Après mon départ, Mamoudou répara donc ma ruche, boucha les petits trous avec de la cire, la nettoya et l’installa au même endroit dans le rucher. Sa seule fantaisie fut d’inverser le sens de l’entrée. Le temps passa, mais rien n’y fit, aucune abeille ne vint. Après l’hivernage, Mamoudou ressortit la ruche, la nettoya à nouveau et l’embauma avec du parfum (c’est bien connu, les sénégalais ont toujours un petit flacon de parfum sur eux… ne me demandez pas pourquoi !). 3 jours plus tard, la ruche était enfin peuplée !

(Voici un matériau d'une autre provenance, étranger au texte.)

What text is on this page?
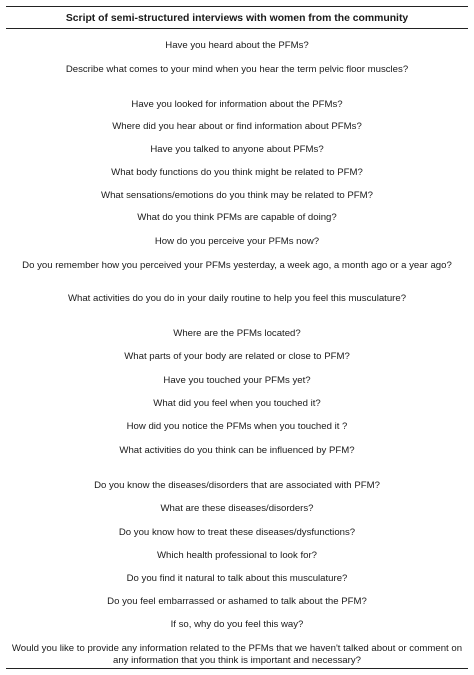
Script of semi-structured interviews with women from the community
Have you heard about the PFMs?
Describe what comes to your mind when you hear the term pelvic floor muscles?
Have you looked for information about the PFMs?
Where did you hear about or find information about PFMs?
Have you talked to anyone about PFMs?
What body functions do you think might be related to PFM?
What sensations/emotions do you think may be related to PFM?
What do you think PFMs are capable of doing?
How do you perceive your PFMs now?
Do you remember how you perceived your PFMs yesterday, a week ago, a month ago or a year ago?
What activities do you do in your daily routine to help you feel this musculature?
Where are the PFMs located?
What parts of your body are related or close to PFM?
Have you touched your PFMs yet?
What did you feel when you touched it?
How did you notice the PFMs when you touched it ?
What activities do you think can be influenced by PFM?
Do you know the diseases/disorders that are associated with PFM?
What are these diseases/disorders?
Do you know how to treat these diseases/dysfunctions?
Which health professional to look for?
Do you find it natural to talk about this musculature?
Do you feel embarrassed or ashamed to talk about the PFM?
If so, why do you feel this way?
Would you like to provide any information related to the PFMs that we haven't talked about or comment on any information that you think is important and necessary?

Lors de mon passage à Koussan, la première chose que je fis fut donc d’aller visiter ma ruche pour voir l’état de la colonie au bout de trois mois. Le soir venu, je partis toute seule armée de ma combinaison, de mon lève-cadre, de ma torche et de mon enfumoir. Après avoir allumé ce dernier avec un peu de paille et des bouses de vaches trouvées près du rucher (pratique n’est-ce pas ?), j’ouvris ma ruche en commençant par enlever les barrettes du côté opposé à l’entrée. Les abeilles sortirent mais ne piquèrent pratiquement pas. A part quelques une qui s’énervèrent contre ma lampe torche. Une douceur relative sans doute à mettre sur le compte de la taille de la colonie, de la fraicheur du moment et de l’absence de réserve de miel (comme je le constatai plus tard).

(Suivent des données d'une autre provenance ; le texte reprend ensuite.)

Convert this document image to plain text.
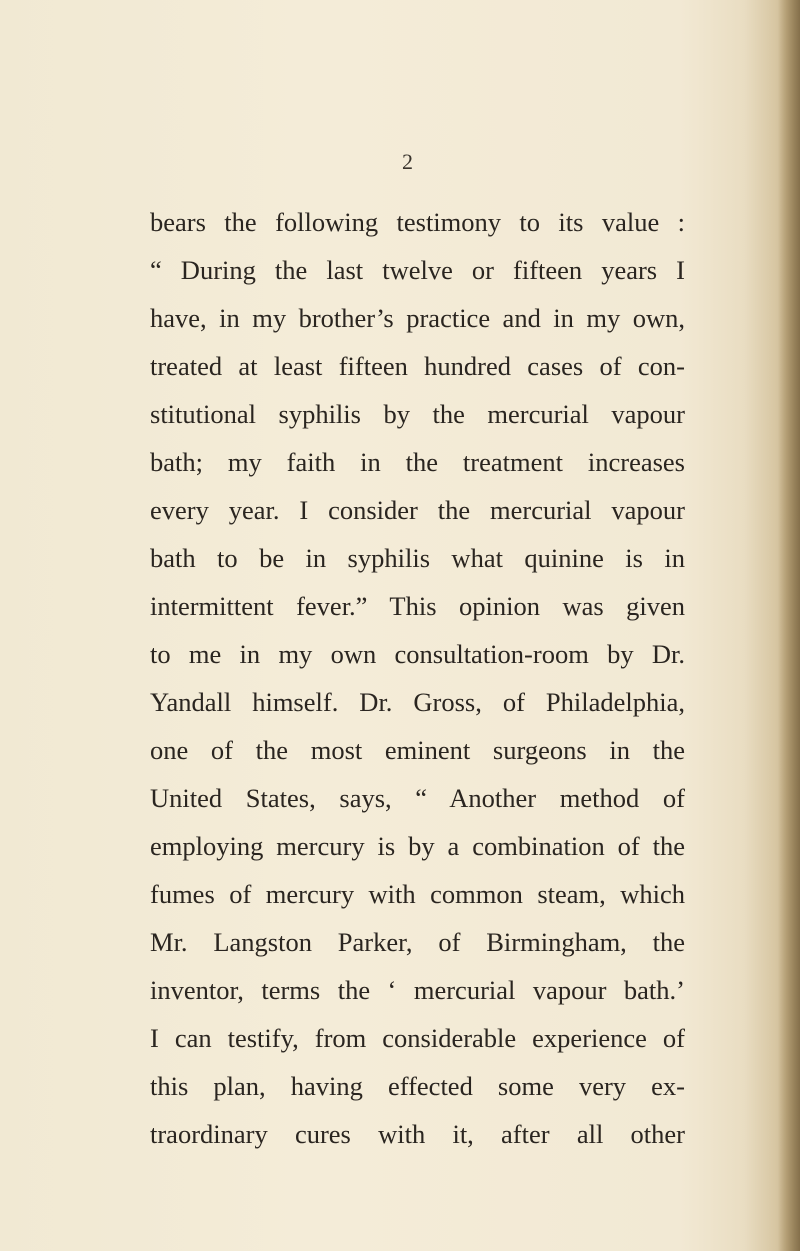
2
bears the following testimony to its value :
“ During the last twelve or fifteen years I
have, in my brother’s practice and in my own,
treated at least fifteen hundred cases of con-
stitutional syphilis by the mercurial vapour
bath; my faith in the treatment increases
every year. I consider the mercurial vapour
bath to be in syphilis what quinine is in
intermittent fever.” This opinion was given
to me in my own consultation-room by Dr.
Yandall himself. Dr. Gross, of Philadelphia,
one of the most eminent surgeons in the
United States, says, “ Another method of
employing mercury is by a combination of the
fumes of mercury with common steam, which
Mr. Langston Parker, of Birmingham, the
inventor, terms the ‘ mercurial vapour bath.’
I can testify, from considerable experience of
this plan, having effected some very ex-
traordinary cures with it, after all other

Voici donc ce que je vis en ouvrant ma ruche : une petite colonie étendue sur une 10 aine de rayons, dont les derniers n’étaient encore que de petites amorces. Pas de ponte ni de larve, bien que la trace d’un ancien couvain (cire plus foncée) fut encore visible sur l’un des derniers rayons. Pas de pollen non plus, pas de miel… juste quelques alvéoles à moitié remplies de nectar. Je ne pus toutefois pas observer les premiers rayons, collés ensembles et à cheval sur deux barrettes. Nous n’avons malheureusement pas encore trouvé d’amorce concluante pour le moment, et les constructions transversales sont fréquentes.
En refermant ma ruche, je jetai un œil sur les parois extérieures, car les abeilles ont l’habitude de s’y regrouper lors des visites. Quelle ne fut pas ma surprise quand je vis une abeille à l’abdomen plus long que les ailes, se promener sur le bois en dehors de la ruche… Etait-ce la reine ??? L’avait-je dérangée en essayant de décoller les premiers rayons ? Dans le doute, je la suivis jusqu’à ce qu’elle retrouve les autres ouvrières devant l’entrée et je reposai le toit avec précaution. Désolé de ne pas avoir pris de photo témoin, mais en pleine nuit il est déjà difficile de tenir à la fois l’enfumoir, le lève-cadre et la torche avec deux mains gantées… alors ajouter l’appareil photo serait un exploit ! Espérons juste que la colonie n’aura pas été dérangée par ma visite.
Et voilà la preuve : les abeilles africaines propolisent bien ! Il reste à observer à quelle saison, en quelle quantité, et comment diable récolter la propolis sur des ruches kenyanes...
De retour au village, j’expliquai aux autres apiculteurs mes observations. Selon eux, décembre est un mois difficile pour les abeilles. Pas d’arbres en fleur, beaucoup de vent et des températures hivernales (20-25°C… ne riez pas !). L’hiver est court ici, mais j’en conclue qu’il peut suffire à provoquer une rupture de ponte… du moins dans les petites colonies. Une promenade autour du rucher le lendemain me permit de constater l’absence d’arbres en fleur, à part le « thiamanoye » (Cordia myxa) à l’entrée du village. Il faut encore attendre quelques semaines avant de voir les premiers acacias se parer de leurs jolies petites boules jaunes, pareilles au mimosa.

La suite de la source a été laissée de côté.